Prima Vladimir Putin, poi Joe Biden. Mentre la Cina completa la sua prima «settimana dorata» post Covid, quella che inizia ogni anno con la festa della Repubblica popolare del 1° ottobre, Xi Jinping aggiorna l’agenda. Tra una decina di giorni, riceve il presidente russo in occasione del terzo forum sulla Nuova Via della Seta di Pechino. E a metà novembre pare intenzionato a volare a San Francisco per il summit dell’Apec (Cooperazione economica Asia-Pacifico) per un attesissimo bilaterale con il presidente degli Stati uniti. Da mesi le diplomazie delle due potenze lavorano all’incontro.

IN ESTATE, ben quattro componenti dell’amministrazione Biden si sono presentati in Cina per provare a stabilizzare i legami. Stando al Washington Post, la Casa bianca è già al lavoro sui preparativi dell’accoglienza del presidente cinese. Non ci sono ancora annunci, ma la conferma potrebbe arrivare dal probabile viaggio negli Usa di Wang Yi, ministro degli Esteri e capo della diplomazia del Partito comunista.

In questi giorni, i media di stato cinesi hanno tenuto una linea meno pessimista del solito. «Le frequenti interazioni ad alto livello infondono positività», ha scritto il Global Times, aggiungendo però che Washington deve «impegnarsi di più per mostrare sincerità nella stabilizzazione delle relazioni». Un segnale arriva dall’imminente viaggio a Pechino di una delegazione bipartisan del Senato statunitense, la prima dal 2019. Alla guida Chuck Schumer, il leader della maggioranza democratica. Non certo una colomba: a Pechino è ritenuto uno dei falchi «colpevoli» dell’inasprimento della contesa tecnologica.

In realtà, è difficile attendersi passi avanti significativi sui dossier più spinosi. Anzi, sono in arrivo nuove turbolenze sui semiconduttori. A Washington è in fase di revisione finale l’aggiornamento delle restrizioni all’export di apparecchiature utili alla produzione di chip e allo sviluppo dell’intelligenza artificiale. Nelle scorse settimane, Pechino ha provato a convincere Washington a un ammorbidimento. Prima comunicando, attraverso il nuovo Huawei Mate 60 Pro che contiene il chip più avanzato mai prodotto in Cina, che le restrizioni non servono. Poi iniziando a concedere licenze per l’export di gallio e germanio, metalli chiave per il settore, bloccati ad agosto. Non è bastato. Le divergenze restano pressoché incolmabili anche su Taiwan e mar Cinese meridionale. Ieri si è rischiato di nuovo un incidente tra navi cinesi e filippine vicino a un atollo conteso.
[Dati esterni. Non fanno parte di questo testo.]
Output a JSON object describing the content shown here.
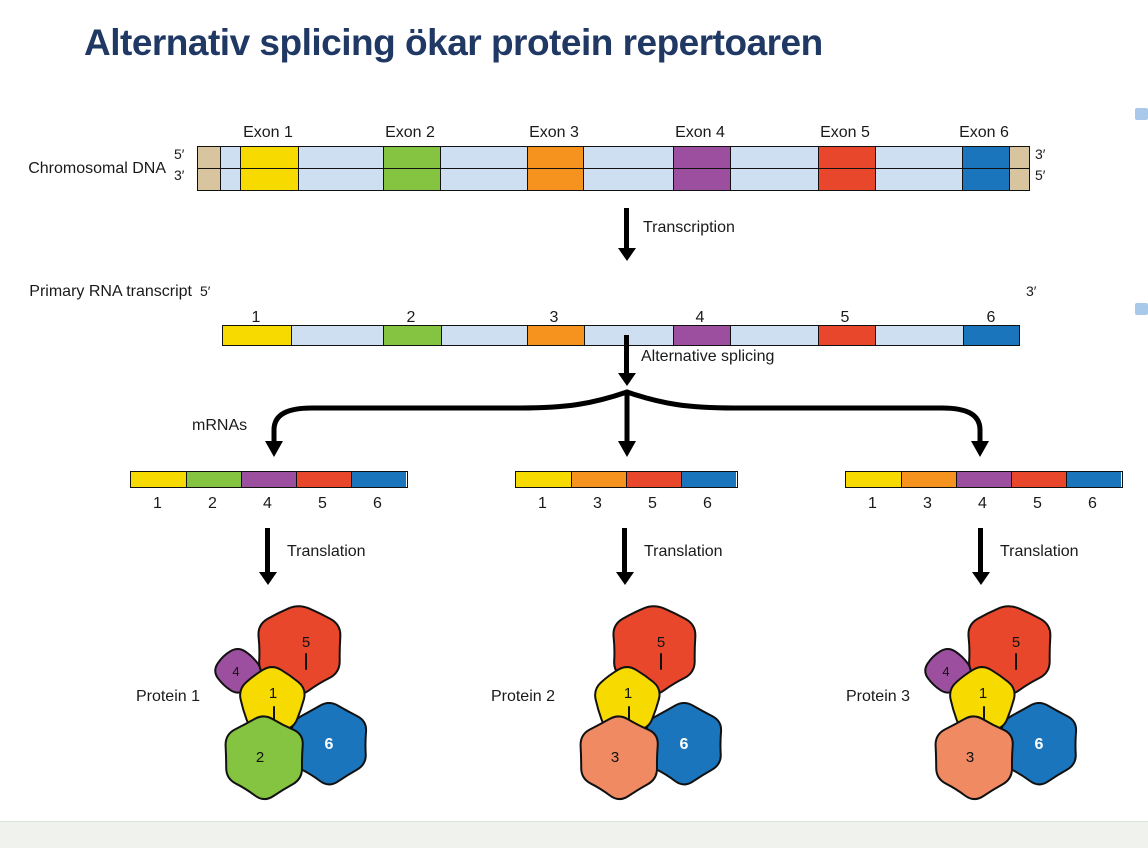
{
  "title": "Alternativ splicing ökar protein repertoaren",
  "labels": {
    "chromosomal_dna": "Chromosomal DNA",
    "primary_rna": "Primary RNA transcript",
    "transcription": "Transcription",
    "alternative_splicing": "Alternative splicing",
    "mrnas": "mRNAs",
    "translation": "Translation"
  },
  "dna": {
    "exon_labels": [
      "Exon 1",
      "Exon 2",
      "Exon 3",
      "Exon 4",
      "Exon 5",
      "Exon 6"
    ],
    "left_top": "5′",
    "left_bottom": "3′",
    "right_top": "3′",
    "right_bottom": "5′"
  },
  "rna": {
    "left": "5′",
    "right": "3′",
    "numbers": [
      "1",
      "2",
      "3",
      "4",
      "5",
      "6"
    ]
  },
  "mrnas": [
    {
      "exons": [
        "1",
        "2",
        "4",
        "5",
        "6"
      ]
    },
    {
      "exons": [
        "1",
        "3",
        "5",
        "6"
      ]
    },
    {
      "exons": [
        "1",
        "3",
        "4",
        "5",
        "6"
      ]
    }
  ],
  "proteins": [
    {
      "label": "Protein 1",
      "subunits": [
        "4",
        "5",
        "6",
        "1",
        "2"
      ]
    },
    {
      "label": "Protein 2",
      "subunits": [
        "5",
        "6",
        "1",
        "3"
      ]
    },
    {
      "label": "Protein 3",
      "subunits": [
        "4",
        "5",
        "6",
        "1",
        "3"
      ]
    }
  ],
  "colors": {
    "exon1": "#f7da00",
    "exon2": "#85c441",
    "exon3": "#f6921e",
    "exon4": "#9b4f9e",
    "exon5": "#e8472b",
    "exon6": "#1b75bc",
    "subunit3": "#f08a62",
    "intron": "#cfdff2",
    "endcap": "#d8c49e",
    "title": "#203864",
    "scrollmark": "#a8c9ea"
  }
}
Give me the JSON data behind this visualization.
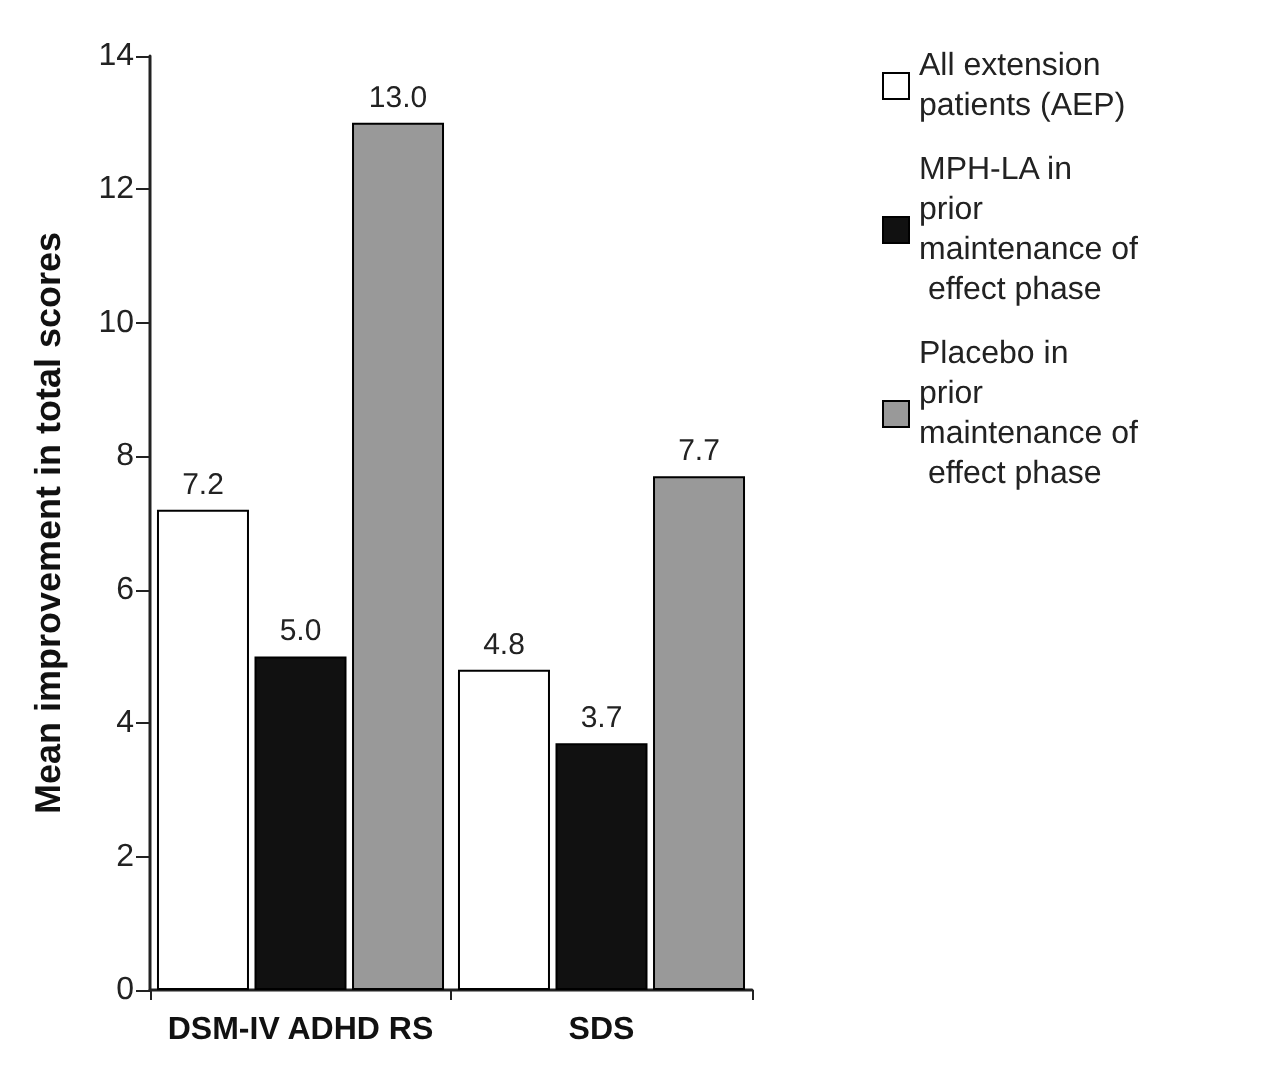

EPPURE, la sensazione è che anche da parte cinese ci sia la volontà di replicare il colloquio del 2022 a Bali. La fiducia negli Usa resta bassa, tra dubbi sulla tenuta di Biden e l’approssimarsi della lunga campagna elettorale che prevedibilmente inasprirà i toni. Ma a spingere Xi verso San Francisco c’è un calcolo politico. Disertato il summit del G20, mancare un nuovo appuntamento multilaterale alimenterebbe le voci di problemi interni, tra la rimozione del ministro degli esteri Qin Gang e la «sparizione» di quello della Difesa Li Shangfu. Sul piano esterno, Xi vuole provare a proiettare un’immagine da grande stabilizzatore. Pechino ha appena pubblicato un documento che sistematizza la teoria della «comunità mondiale dal destino condiviso», punto importante della retorica con cui si propone come leader del cosiddetto Sud globale.
All’incontro tra Kim Jong-un e Putin in Russia, Xi ha risposto riavviando il dialogo trilaterale con Giappone e Corea del Sud. Dopo il suo prossimo incontro diretto con il leader russo, può essere congeniale vedere anche Biden.